In the mid-'30s, past her prime as a pilot and looking for a business to support her free-spending ways, she set up as a Mojave Desert rancher near a tiny encampment of the Army Air Corps. She ran a wild and wildly successful desert watering hole known as the Happy Bottom Riding Club, the raucous bar and grill depicted in The Right Stuff. Military and test pilots like Chuck Yeager flocked to Pancho's place--whether it was called Rancho Oro Verde, Pancho's Fly-Inn, or the Happy Bottom Riding Club--to savor her openhanded hospitality with food and booze, and to enjoy earthy stories about her past.

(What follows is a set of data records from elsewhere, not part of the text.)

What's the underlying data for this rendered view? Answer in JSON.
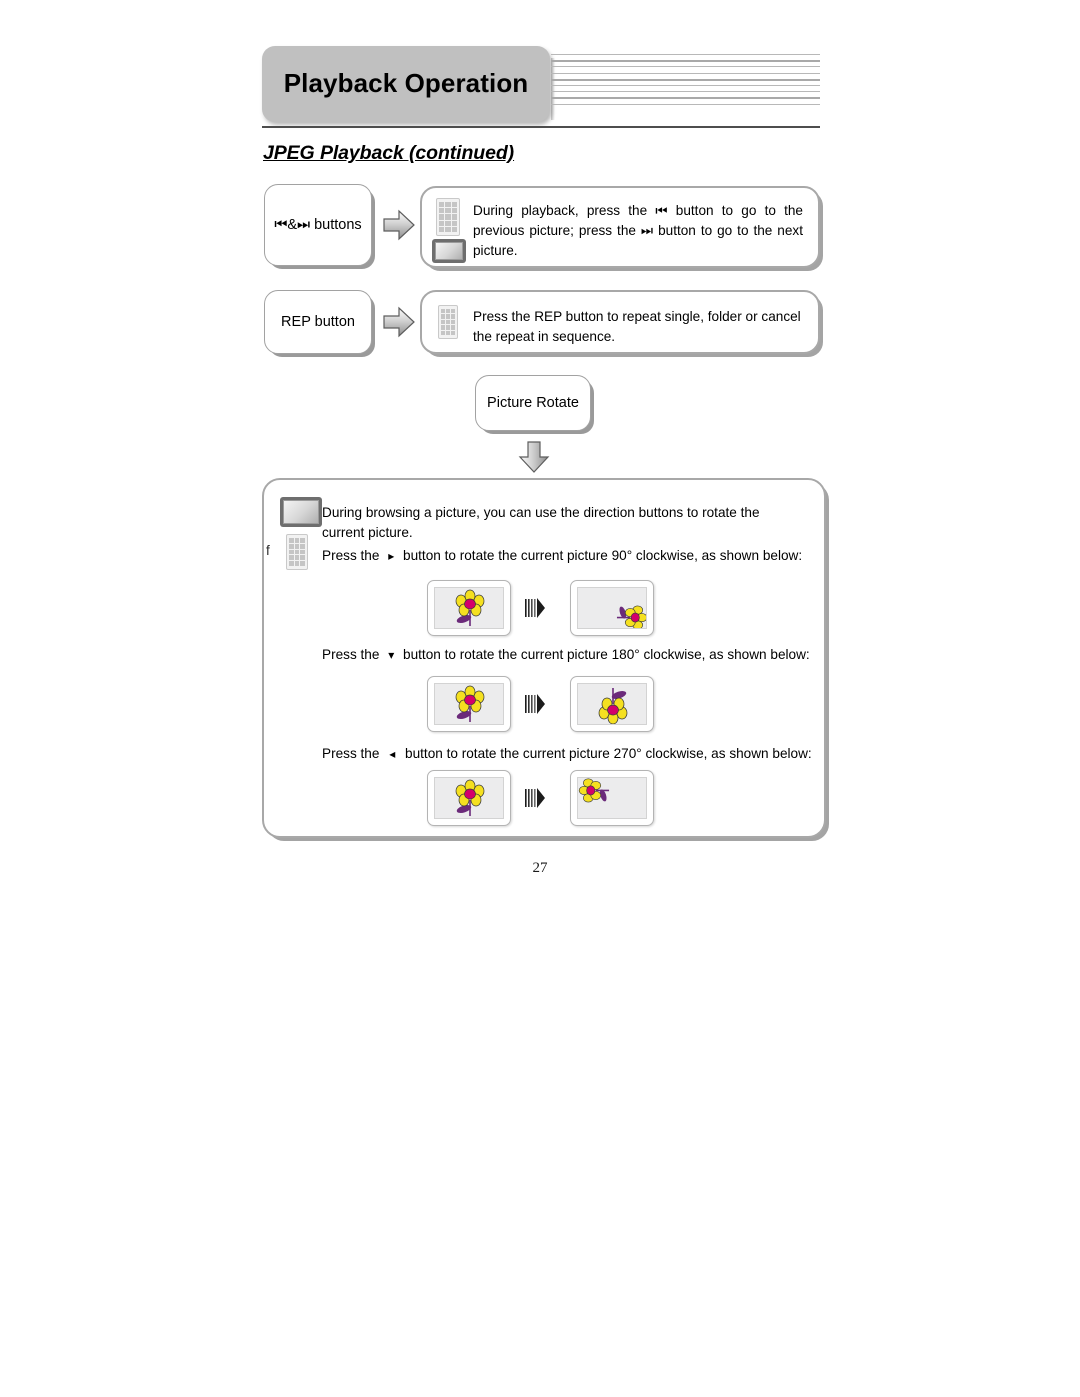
{
  "header": {
    "title": "Playback Operation",
    "decor_line_count": 9
  },
  "section": {
    "heading": "JPEG Playback (continued)"
  },
  "rows": [
    {
      "label": "⏮&⏭ buttons",
      "label_icon_prev": "skip-previous-icon",
      "label_icon_next": "skip-next-icon",
      "arrow_icon": "right-arrow-icon",
      "icons": [
        "remote-control-icon",
        "tv-screen-icon"
      ],
      "description": "During playback, press the ⏮ button to go to the previous picture; press the ⏭ button to go to the next picture."
    },
    {
      "label": "REP button",
      "arrow_icon": "right-arrow-icon",
      "icons": [
        "remote-control-icon"
      ],
      "description": "Press the REP button to repeat single, folder or cancel the repeat in sequence."
    }
  ],
  "picture_rotate": {
    "label": "Picture Rotate",
    "down_arrow_icon": "down-arrow-icon",
    "stray_char": "f",
    "icons": [
      "tv-screen-icon",
      "remote-control-icon"
    ],
    "intro": "During browsing a picture, you can use the direction buttons to rotate the current picture.",
    "steps": [
      {
        "prefix": "Press the",
        "button_glyph": "▸",
        "button_icon": "arrow-right-glyph-icon",
        "suffix": "button to rotate the current picture 90° clockwise, as shown below:",
        "degrees": 90,
        "before_alt": "upright-flower",
        "after_alt": "flower-rotated-90",
        "transition_icon": "motion-arrow-icon"
      },
      {
        "prefix": "Press the",
        "button_glyph": "▾",
        "button_icon": "arrow-down-glyph-icon",
        "suffix": "button to rotate the current picture 180° clockwise, as shown below:",
        "degrees": 180,
        "before_alt": "upright-flower",
        "after_alt": "flower-rotated-180",
        "transition_icon": "motion-arrow-icon"
      },
      {
        "prefix": "Press the",
        "button_glyph": "◂",
        "button_icon": "arrow-left-glyph-icon",
        "suffix": "button to rotate the current picture 270° clockwise, as shown below:",
        "degrees": 270,
        "before_alt": "upright-flower",
        "after_alt": "flower-rotated-270",
        "transition_icon": "motion-arrow-icon"
      }
    ]
  },
  "footer": {
    "page_number": "27"
  },
  "colors": {
    "header_box_bg": "#c0c0c0",
    "rule": "#4d4d4d",
    "box_border": "#a8a8a8",
    "flower_petal": "#f5e020",
    "flower_center": "#d4006a",
    "flower_stem": "#6b2a7a",
    "tv_body": "#6e6e6e"
  }
}
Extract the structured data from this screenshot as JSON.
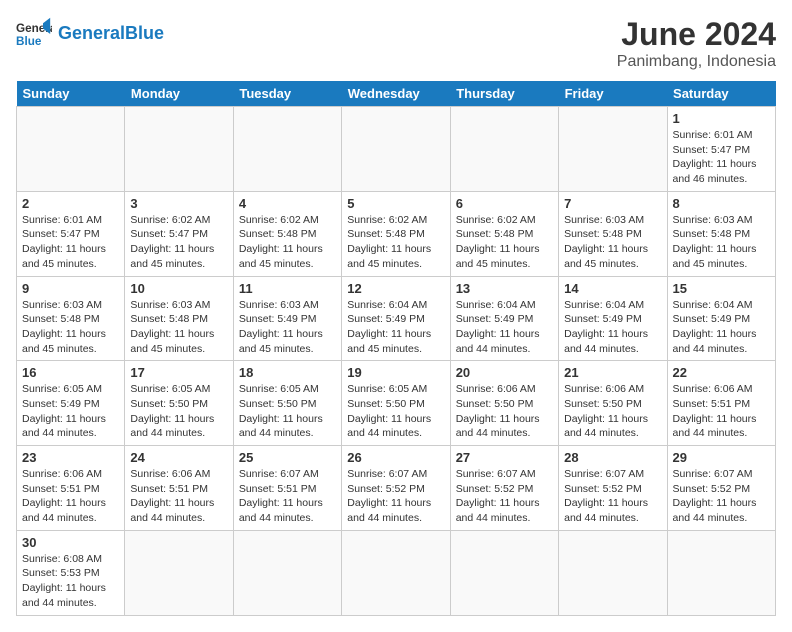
{
  "header": {
    "logo_general": "General",
    "logo_blue": "Blue",
    "title": "June 2024",
    "subtitle": "Panimbang, Indonesia"
  },
  "days_of_week": [
    "Sunday",
    "Monday",
    "Tuesday",
    "Wednesday",
    "Thursday",
    "Friday",
    "Saturday"
  ],
  "weeks": [
    [
      {
        "day": null,
        "info": null
      },
      {
        "day": null,
        "info": null
      },
      {
        "day": null,
        "info": null
      },
      {
        "day": null,
        "info": null
      },
      {
        "day": null,
        "info": null
      },
      {
        "day": null,
        "info": null
      },
      {
        "day": "1",
        "info": "Sunrise: 6:01 AM\nSunset: 5:47 PM\nDaylight: 11 hours and 46 minutes."
      }
    ],
    [
      {
        "day": "2",
        "info": "Sunrise: 6:01 AM\nSunset: 5:47 PM\nDaylight: 11 hours and 45 minutes."
      },
      {
        "day": "3",
        "info": "Sunrise: 6:02 AM\nSunset: 5:47 PM\nDaylight: 11 hours and 45 minutes."
      },
      {
        "day": "4",
        "info": "Sunrise: 6:02 AM\nSunset: 5:48 PM\nDaylight: 11 hours and 45 minutes."
      },
      {
        "day": "5",
        "info": "Sunrise: 6:02 AM\nSunset: 5:48 PM\nDaylight: 11 hours and 45 minutes."
      },
      {
        "day": "6",
        "info": "Sunrise: 6:02 AM\nSunset: 5:48 PM\nDaylight: 11 hours and 45 minutes."
      },
      {
        "day": "7",
        "info": "Sunrise: 6:03 AM\nSunset: 5:48 PM\nDaylight: 11 hours and 45 minutes."
      },
      {
        "day": "8",
        "info": "Sunrise: 6:03 AM\nSunset: 5:48 PM\nDaylight: 11 hours and 45 minutes."
      }
    ],
    [
      {
        "day": "9",
        "info": "Sunrise: 6:03 AM\nSunset: 5:48 PM\nDaylight: 11 hours and 45 minutes."
      },
      {
        "day": "10",
        "info": "Sunrise: 6:03 AM\nSunset: 5:48 PM\nDaylight: 11 hours and 45 minutes."
      },
      {
        "day": "11",
        "info": "Sunrise: 6:03 AM\nSunset: 5:49 PM\nDaylight: 11 hours and 45 minutes."
      },
      {
        "day": "12",
        "info": "Sunrise: 6:04 AM\nSunset: 5:49 PM\nDaylight: 11 hours and 45 minutes."
      },
      {
        "day": "13",
        "info": "Sunrise: 6:04 AM\nSunset: 5:49 PM\nDaylight: 11 hours and 44 minutes."
      },
      {
        "day": "14",
        "info": "Sunrise: 6:04 AM\nSunset: 5:49 PM\nDaylight: 11 hours and 44 minutes."
      },
      {
        "day": "15",
        "info": "Sunrise: 6:04 AM\nSunset: 5:49 PM\nDaylight: 11 hours and 44 minutes."
      }
    ],
    [
      {
        "day": "16",
        "info": "Sunrise: 6:05 AM\nSunset: 5:49 PM\nDaylight: 11 hours and 44 minutes."
      },
      {
        "day": "17",
        "info": "Sunrise: 6:05 AM\nSunset: 5:50 PM\nDaylight: 11 hours and 44 minutes."
      },
      {
        "day": "18",
        "info": "Sunrise: 6:05 AM\nSunset: 5:50 PM\nDaylight: 11 hours and 44 minutes."
      },
      {
        "day": "19",
        "info": "Sunrise: 6:05 AM\nSunset: 5:50 PM\nDaylight: 11 hours and 44 minutes."
      },
      {
        "day": "20",
        "info": "Sunrise: 6:06 AM\nSunset: 5:50 PM\nDaylight: 11 hours and 44 minutes."
      },
      {
        "day": "21",
        "info": "Sunrise: 6:06 AM\nSunset: 5:50 PM\nDaylight: 11 hours and 44 minutes."
      },
      {
        "day": "22",
        "info": "Sunrise: 6:06 AM\nSunset: 5:51 PM\nDaylight: 11 hours and 44 minutes."
      }
    ],
    [
      {
        "day": "23",
        "info": "Sunrise: 6:06 AM\nSunset: 5:51 PM\nDaylight: 11 hours and 44 minutes."
      },
      {
        "day": "24",
        "info": "Sunrise: 6:06 AM\nSunset: 5:51 PM\nDaylight: 11 hours and 44 minutes."
      },
      {
        "day": "25",
        "info": "Sunrise: 6:07 AM\nSunset: 5:51 PM\nDaylight: 11 hours and 44 minutes."
      },
      {
        "day": "26",
        "info": "Sunrise: 6:07 AM\nSunset: 5:52 PM\nDaylight: 11 hours and 44 minutes."
      },
      {
        "day": "27",
        "info": "Sunrise: 6:07 AM\nSunset: 5:52 PM\nDaylight: 11 hours and 44 minutes."
      },
      {
        "day": "28",
        "info": "Sunrise: 6:07 AM\nSunset: 5:52 PM\nDaylight: 11 hours and 44 minutes."
      },
      {
        "day": "29",
        "info": "Sunrise: 6:07 AM\nSunset: 5:52 PM\nDaylight: 11 hours and 44 minutes."
      }
    ],
    [
      {
        "day": "30",
        "info": "Sunrise: 6:08 AM\nSunset: 5:53 PM\nDaylight: 11 hours and 44 minutes."
      },
      {
        "day": null,
        "info": null
      },
      {
        "day": null,
        "info": null
      },
      {
        "day": null,
        "info": null
      },
      {
        "day": null,
        "info": null
      },
      {
        "day": null,
        "info": null
      },
      {
        "day": null,
        "info": null
      }
    ]
  ]
}
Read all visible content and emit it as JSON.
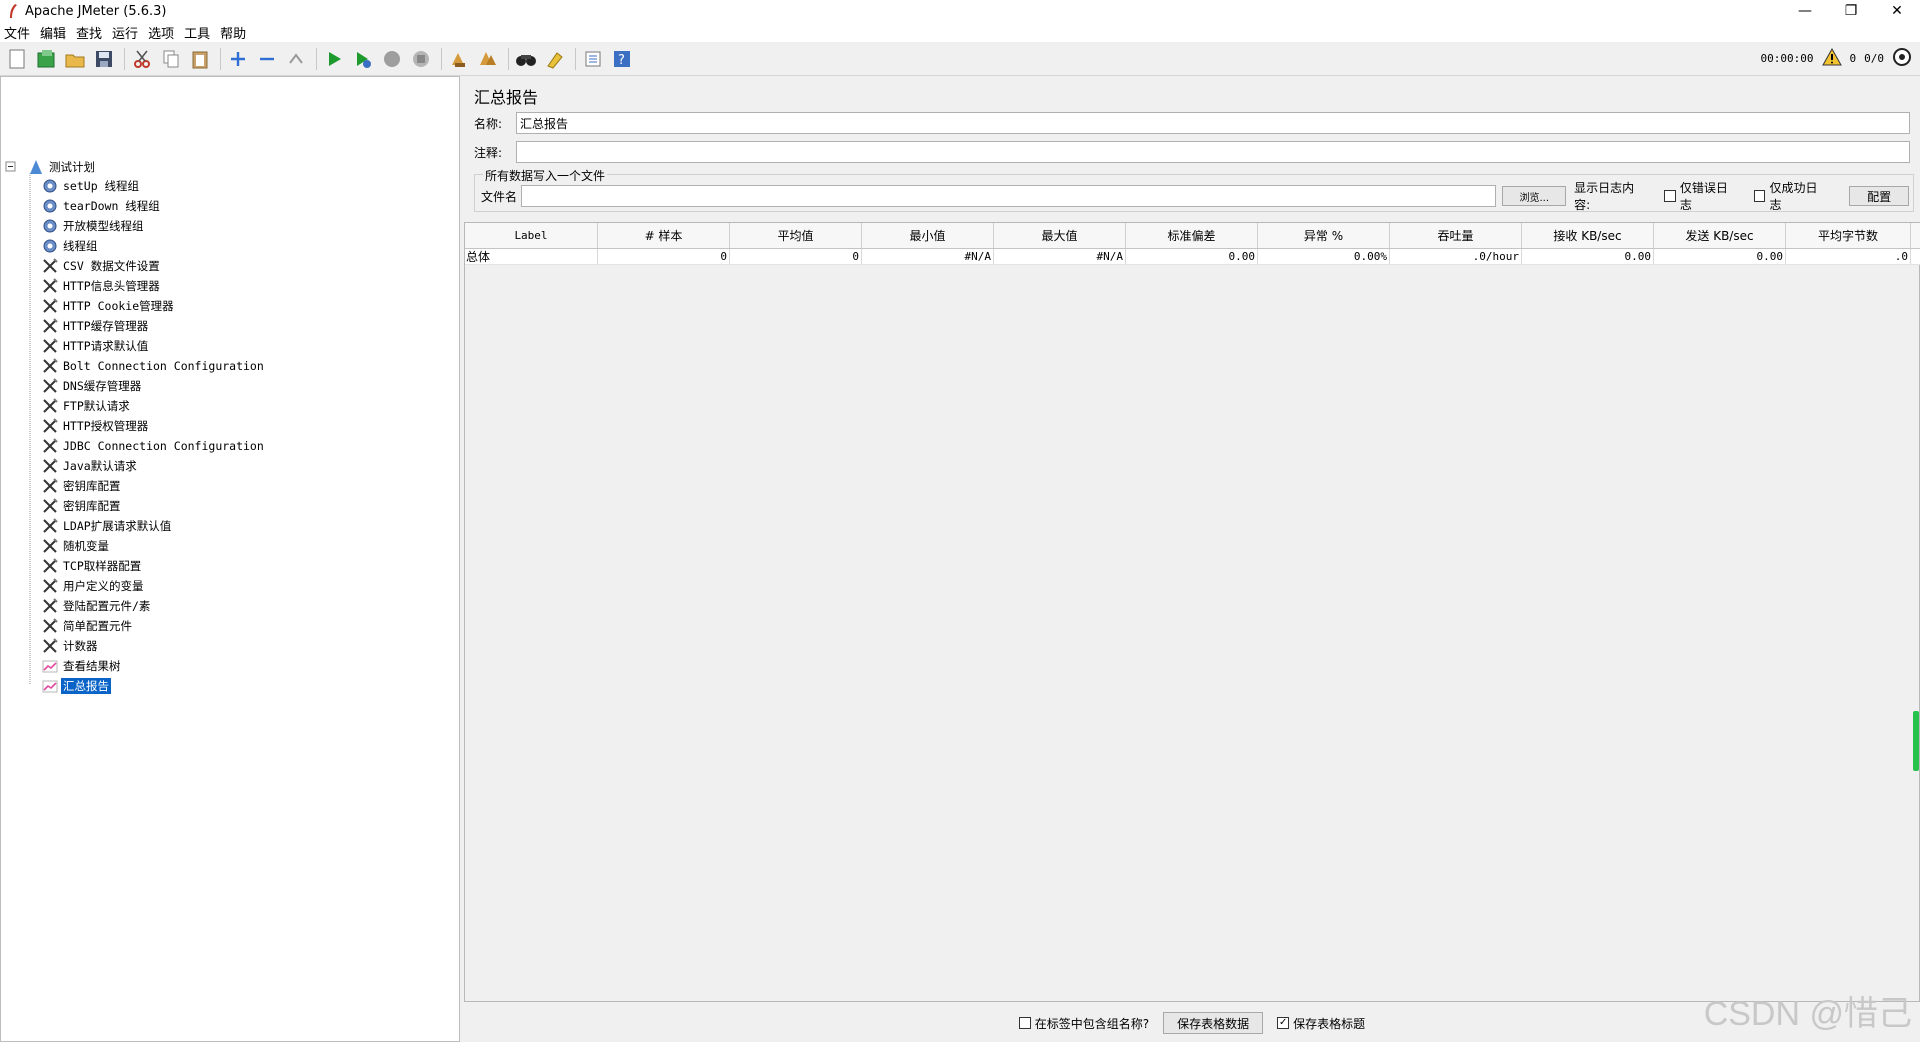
{
  "window": {
    "title": "Apache JMeter (5.6.3)",
    "controls": [
      "—",
      "❐",
      "✕"
    ]
  },
  "menu": [
    "文件",
    "编辑",
    "查找",
    "运行",
    "选项",
    "工具",
    "帮助"
  ],
  "toolbar": {
    "timer": "00:00:00",
    "warnings": "0",
    "threads": "0/0"
  },
  "tree": {
    "root": "测试计划",
    "items": [
      {
        "label": "setUp 线程组",
        "icon": "gear-icon"
      },
      {
        "label": "tearDown 线程组",
        "icon": "gear-icon"
      },
      {
        "label": "开放模型线程组",
        "icon": "gear-icon"
      },
      {
        "label": "线程组",
        "icon": "gear-icon"
      },
      {
        "label": "CSV 数据文件设置",
        "icon": "wrench-icon"
      },
      {
        "label": "HTTP信息头管理器",
        "icon": "wrench-icon"
      },
      {
        "label": "HTTP Cookie管理器",
        "icon": "wrench-icon"
      },
      {
        "label": "HTTP缓存管理器",
        "icon": "wrench-icon"
      },
      {
        "label": "HTTP请求默认值",
        "icon": "wrench-icon"
      },
      {
        "label": "Bolt Connection Configuration",
        "icon": "wrench-icon"
      },
      {
        "label": "DNS缓存管理器",
        "icon": "wrench-icon"
      },
      {
        "label": "FTP默认请求",
        "icon": "wrench-icon"
      },
      {
        "label": "HTTP授权管理器",
        "icon": "wrench-icon"
      },
      {
        "label": "JDBC Connection Configuration",
        "icon": "wrench-icon"
      },
      {
        "label": "Java默认请求",
        "icon": "wrench-icon"
      },
      {
        "label": "密钥库配置",
        "icon": "wrench-icon"
      },
      {
        "label": "密钥库配置",
        "icon": "wrench-icon"
      },
      {
        "label": "LDAP扩展请求默认值",
        "icon": "wrench-icon"
      },
      {
        "label": "随机变量",
        "icon": "wrench-icon"
      },
      {
        "label": "TCP取样器配置",
        "icon": "wrench-icon"
      },
      {
        "label": "用户定义的变量",
        "icon": "wrench-icon"
      },
      {
        "label": "登陆配置元件/素",
        "icon": "wrench-icon"
      },
      {
        "label": "简单配置元件",
        "icon": "wrench-icon"
      },
      {
        "label": "计数器",
        "icon": "wrench-icon"
      },
      {
        "label": "查看结果树",
        "icon": "chart-icon"
      },
      {
        "label": "汇总报告",
        "icon": "chart-icon",
        "selected": true
      }
    ]
  },
  "panel": {
    "title": "汇总报告",
    "name_label": "名称:",
    "name_value": "汇总报告",
    "comment_label": "注释:",
    "comment_value": "",
    "group_title": "所有数据写入一个文件",
    "file_label": "文件名",
    "file_value": "",
    "browse_label": "浏览...",
    "log_label": "显示日志内容:",
    "errors_only": "仅错误日志",
    "success_only": "仅成功日志",
    "config_button": "配置"
  },
  "table": {
    "headers": [
      "Label",
      "# 样本",
      "平均值",
      "最小值",
      "最大值",
      "标准偏差",
      "异常 %",
      "吞吐量",
      "接收 KB/sec",
      "发送 KB/sec",
      "平均字节数"
    ],
    "rows": [
      [
        "总体",
        "0",
        "0",
        "#N/A",
        "#N/A",
        "0.00",
        "0.00%",
        ".0/hour",
        "0.00",
        "0.00",
        ".0"
      ]
    ]
  },
  "bottom": {
    "include_group": "在标签中包含组名称?",
    "save_table": "保存表格数据",
    "save_headers": "保存表格标题"
  },
  "watermark": "CSDN @惜己"
}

The Happy Bottom Riding Club was Pancho Barnes most famous and successful creation. Club members could fly in to Pancho's FAA approved airport, attend rodeos at her championship rodeo stadium, ride horses from her well-stocked horse corral, dance in her dance hall, have drinks at her bar, eat the best steak of their life in her restaurant, swim in her large circular pool, and then decide to do it all again the next day by checking into her hotel. Additionally, on her 380 acre ranch, she had a thriving dairy, cattle and hog business. During the height of the Happy Bottom Riding Club's success, there were over 9,000 members worldwide. You never knew who would show up at the Club for a steak dinner, sit in with the jazz combo, or sing with the other customers at the piano bar. It was not unusual to find heads of state, high ranking military, actors, actresses, famous writers and artists, and perhaps even your next door neighbor at Pancho's bar and restaurant. At Pancho's, everyone who liked to enjoy life, laugh and have a good time was welcomed. Pancho was fond of saying, "When you have a choice choose happy!" Well, when you went through the door of her club, it was quite clear that you had chosen the happy path for the evening!